Find more Poetry Friday at Tabatha’s blog, The Opposite of Indifference.

Do you know what a bandicoot is? I didn’t. Neither did my students. We looked at bandicoots for the Wonder of the Week. After we read the page, watched the video, talked about the words, my new little first grader announced, “Now we write a POEM!” After only a few months he knows how my teaching flows. So, of course we did.

One of my colleagues found the poem Benjamin Bandicoot by A.B. “Banjo” Paterson.

If you walk in the bush at night,
In the wonderful silence deep,
By the flickering lantern light
When the birds are all asleep
You may catch a sight of old Skinny-go-root,
Otherwise Benjamin Bandicoot. (Read complete poem here.)
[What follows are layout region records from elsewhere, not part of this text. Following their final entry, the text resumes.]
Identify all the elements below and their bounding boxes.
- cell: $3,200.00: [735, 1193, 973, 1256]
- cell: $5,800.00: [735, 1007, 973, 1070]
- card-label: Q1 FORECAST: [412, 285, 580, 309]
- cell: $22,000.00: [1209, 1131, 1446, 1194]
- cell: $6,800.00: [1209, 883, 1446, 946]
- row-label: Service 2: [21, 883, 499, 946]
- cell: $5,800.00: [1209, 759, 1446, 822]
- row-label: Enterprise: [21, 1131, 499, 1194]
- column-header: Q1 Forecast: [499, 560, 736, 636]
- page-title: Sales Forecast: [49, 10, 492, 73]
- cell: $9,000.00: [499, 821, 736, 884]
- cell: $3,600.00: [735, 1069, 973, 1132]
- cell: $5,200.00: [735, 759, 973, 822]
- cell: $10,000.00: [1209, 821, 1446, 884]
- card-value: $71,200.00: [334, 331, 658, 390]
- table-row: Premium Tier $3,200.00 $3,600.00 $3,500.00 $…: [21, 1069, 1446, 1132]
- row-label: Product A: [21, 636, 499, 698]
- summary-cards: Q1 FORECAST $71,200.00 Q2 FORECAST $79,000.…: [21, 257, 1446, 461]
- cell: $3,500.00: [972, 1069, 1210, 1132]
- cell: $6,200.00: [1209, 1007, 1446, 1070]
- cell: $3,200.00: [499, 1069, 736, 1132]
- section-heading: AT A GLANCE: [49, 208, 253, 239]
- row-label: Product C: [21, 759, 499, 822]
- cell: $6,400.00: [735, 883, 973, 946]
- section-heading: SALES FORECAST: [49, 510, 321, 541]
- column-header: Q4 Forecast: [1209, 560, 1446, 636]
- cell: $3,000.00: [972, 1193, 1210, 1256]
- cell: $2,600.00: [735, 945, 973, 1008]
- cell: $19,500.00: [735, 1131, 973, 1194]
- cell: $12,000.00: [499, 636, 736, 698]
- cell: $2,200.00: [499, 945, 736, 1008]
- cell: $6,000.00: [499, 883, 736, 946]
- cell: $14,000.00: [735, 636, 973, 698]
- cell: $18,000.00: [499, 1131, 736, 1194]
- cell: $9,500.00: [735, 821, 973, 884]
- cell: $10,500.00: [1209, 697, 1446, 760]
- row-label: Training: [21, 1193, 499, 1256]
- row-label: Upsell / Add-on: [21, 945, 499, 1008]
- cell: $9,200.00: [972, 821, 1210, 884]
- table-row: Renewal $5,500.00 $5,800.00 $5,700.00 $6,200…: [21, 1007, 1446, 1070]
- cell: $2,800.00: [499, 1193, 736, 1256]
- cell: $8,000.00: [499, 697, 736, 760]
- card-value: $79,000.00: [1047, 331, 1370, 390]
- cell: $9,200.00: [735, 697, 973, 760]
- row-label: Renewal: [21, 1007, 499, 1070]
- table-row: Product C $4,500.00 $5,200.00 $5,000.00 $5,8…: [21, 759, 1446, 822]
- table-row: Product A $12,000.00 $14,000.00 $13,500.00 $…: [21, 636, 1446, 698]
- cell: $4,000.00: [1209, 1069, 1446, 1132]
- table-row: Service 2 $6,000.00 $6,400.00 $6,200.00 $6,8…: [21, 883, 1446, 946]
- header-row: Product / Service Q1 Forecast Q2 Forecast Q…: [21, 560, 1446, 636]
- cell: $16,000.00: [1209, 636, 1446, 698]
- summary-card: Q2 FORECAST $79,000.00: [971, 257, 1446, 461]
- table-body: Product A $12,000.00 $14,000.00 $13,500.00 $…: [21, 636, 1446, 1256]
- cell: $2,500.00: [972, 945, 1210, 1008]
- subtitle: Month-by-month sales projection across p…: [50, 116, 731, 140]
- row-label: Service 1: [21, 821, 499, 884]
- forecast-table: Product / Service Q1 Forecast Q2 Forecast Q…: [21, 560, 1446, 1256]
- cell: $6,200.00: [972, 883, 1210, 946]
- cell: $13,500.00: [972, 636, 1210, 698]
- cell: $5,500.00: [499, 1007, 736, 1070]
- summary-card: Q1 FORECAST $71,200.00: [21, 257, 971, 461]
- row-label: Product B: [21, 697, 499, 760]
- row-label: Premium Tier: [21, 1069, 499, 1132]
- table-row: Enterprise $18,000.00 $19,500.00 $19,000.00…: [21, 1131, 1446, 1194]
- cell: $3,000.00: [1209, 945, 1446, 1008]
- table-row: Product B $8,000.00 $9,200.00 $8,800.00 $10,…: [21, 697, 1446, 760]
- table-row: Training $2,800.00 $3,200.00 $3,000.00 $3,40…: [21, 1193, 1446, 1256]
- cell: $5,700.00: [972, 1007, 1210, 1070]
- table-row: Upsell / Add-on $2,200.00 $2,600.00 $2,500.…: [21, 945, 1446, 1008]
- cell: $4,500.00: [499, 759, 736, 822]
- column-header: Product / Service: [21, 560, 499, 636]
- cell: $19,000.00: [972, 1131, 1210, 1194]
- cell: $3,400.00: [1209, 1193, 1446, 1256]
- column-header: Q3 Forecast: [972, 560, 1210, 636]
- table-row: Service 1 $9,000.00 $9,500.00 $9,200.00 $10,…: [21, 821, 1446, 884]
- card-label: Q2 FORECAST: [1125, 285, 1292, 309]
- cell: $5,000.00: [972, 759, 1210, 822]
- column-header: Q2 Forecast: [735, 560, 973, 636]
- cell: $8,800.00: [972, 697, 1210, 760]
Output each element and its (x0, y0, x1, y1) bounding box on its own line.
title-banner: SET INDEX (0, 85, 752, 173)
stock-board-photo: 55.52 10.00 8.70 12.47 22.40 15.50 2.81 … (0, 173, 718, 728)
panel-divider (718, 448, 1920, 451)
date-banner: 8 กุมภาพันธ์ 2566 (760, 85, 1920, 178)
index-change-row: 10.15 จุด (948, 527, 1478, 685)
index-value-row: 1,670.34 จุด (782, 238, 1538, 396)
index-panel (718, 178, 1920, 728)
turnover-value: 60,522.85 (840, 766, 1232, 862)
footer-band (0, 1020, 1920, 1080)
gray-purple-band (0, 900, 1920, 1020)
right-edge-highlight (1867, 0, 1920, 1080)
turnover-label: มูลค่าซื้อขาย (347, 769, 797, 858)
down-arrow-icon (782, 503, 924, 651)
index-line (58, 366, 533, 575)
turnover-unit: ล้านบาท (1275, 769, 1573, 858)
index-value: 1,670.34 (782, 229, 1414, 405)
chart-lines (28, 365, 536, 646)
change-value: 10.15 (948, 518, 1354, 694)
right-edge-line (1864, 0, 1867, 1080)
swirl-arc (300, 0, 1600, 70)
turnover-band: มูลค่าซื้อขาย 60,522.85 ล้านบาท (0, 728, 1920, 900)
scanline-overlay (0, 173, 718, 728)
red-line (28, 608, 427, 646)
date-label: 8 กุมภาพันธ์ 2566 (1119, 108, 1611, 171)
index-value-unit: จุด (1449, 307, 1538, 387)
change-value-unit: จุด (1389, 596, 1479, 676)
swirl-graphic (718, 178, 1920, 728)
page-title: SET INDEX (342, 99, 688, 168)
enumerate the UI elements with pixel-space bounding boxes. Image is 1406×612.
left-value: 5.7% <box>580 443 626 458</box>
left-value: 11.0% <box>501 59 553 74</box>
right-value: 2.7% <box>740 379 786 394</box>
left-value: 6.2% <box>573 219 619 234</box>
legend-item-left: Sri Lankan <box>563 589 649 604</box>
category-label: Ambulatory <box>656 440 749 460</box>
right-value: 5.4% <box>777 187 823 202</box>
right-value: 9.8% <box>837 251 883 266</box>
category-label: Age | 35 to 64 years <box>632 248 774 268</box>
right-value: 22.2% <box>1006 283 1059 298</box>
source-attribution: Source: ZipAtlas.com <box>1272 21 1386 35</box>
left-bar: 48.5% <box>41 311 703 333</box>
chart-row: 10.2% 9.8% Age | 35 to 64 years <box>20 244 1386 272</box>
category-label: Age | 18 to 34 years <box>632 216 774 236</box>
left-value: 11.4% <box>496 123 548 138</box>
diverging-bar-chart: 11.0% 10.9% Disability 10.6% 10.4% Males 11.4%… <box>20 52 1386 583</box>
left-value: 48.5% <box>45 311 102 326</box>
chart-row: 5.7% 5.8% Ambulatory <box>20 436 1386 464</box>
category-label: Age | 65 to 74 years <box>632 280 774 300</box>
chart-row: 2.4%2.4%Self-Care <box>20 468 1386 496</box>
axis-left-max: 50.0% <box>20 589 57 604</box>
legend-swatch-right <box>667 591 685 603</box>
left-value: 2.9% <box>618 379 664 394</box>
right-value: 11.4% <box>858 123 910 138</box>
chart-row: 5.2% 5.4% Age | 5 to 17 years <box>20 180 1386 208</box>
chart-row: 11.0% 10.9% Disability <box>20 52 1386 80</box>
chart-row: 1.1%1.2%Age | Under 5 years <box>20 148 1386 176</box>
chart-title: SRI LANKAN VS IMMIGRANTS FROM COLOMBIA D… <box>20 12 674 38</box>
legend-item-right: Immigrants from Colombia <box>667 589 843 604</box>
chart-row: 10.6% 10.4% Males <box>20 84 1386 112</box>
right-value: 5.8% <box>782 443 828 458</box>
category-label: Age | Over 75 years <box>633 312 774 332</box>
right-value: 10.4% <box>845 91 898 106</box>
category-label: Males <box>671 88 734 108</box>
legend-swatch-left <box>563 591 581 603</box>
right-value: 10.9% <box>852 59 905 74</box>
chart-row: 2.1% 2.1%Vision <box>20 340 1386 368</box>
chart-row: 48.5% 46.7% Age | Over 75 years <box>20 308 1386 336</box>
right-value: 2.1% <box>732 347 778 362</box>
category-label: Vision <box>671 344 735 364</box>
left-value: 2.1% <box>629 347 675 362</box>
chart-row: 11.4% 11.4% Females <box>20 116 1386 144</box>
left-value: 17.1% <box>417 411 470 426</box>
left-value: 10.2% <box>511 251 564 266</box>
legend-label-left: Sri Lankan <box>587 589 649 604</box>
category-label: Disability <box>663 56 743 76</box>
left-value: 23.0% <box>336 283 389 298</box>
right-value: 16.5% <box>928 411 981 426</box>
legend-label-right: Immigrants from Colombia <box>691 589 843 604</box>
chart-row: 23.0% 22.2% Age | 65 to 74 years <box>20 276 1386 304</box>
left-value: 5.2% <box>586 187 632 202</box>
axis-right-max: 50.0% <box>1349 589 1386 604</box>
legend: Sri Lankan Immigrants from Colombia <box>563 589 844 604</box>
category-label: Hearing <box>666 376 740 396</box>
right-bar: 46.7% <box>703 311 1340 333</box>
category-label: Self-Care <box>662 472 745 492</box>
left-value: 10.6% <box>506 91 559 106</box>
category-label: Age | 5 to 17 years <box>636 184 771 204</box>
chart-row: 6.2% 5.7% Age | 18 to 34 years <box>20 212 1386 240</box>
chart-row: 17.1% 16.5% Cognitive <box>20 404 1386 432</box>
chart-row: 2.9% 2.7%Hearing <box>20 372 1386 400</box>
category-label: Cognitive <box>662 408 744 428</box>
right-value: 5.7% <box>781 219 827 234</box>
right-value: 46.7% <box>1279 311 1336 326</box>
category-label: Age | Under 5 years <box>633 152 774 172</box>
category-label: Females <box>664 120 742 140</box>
I asked my students to use alliteration in their titles and use at least 3 facts in their poems. I wrote, too, and settled for the acrostic form. It took me all day to write. Acrostics are not as easy as they look.

Australian marsupial
Nesting in a pile of leaves
Darkness cloaks
Insects are a delectable snack.
Creature with a ratty tail
Outback wanderer
Over land forager
Terrified of a bush fire,
Busy Bandicoot skedaddles.

Kielan worked more than a day on her poem and even created an Animoto video with it. I love her title, Banjo Boomsnicker Bandicoot.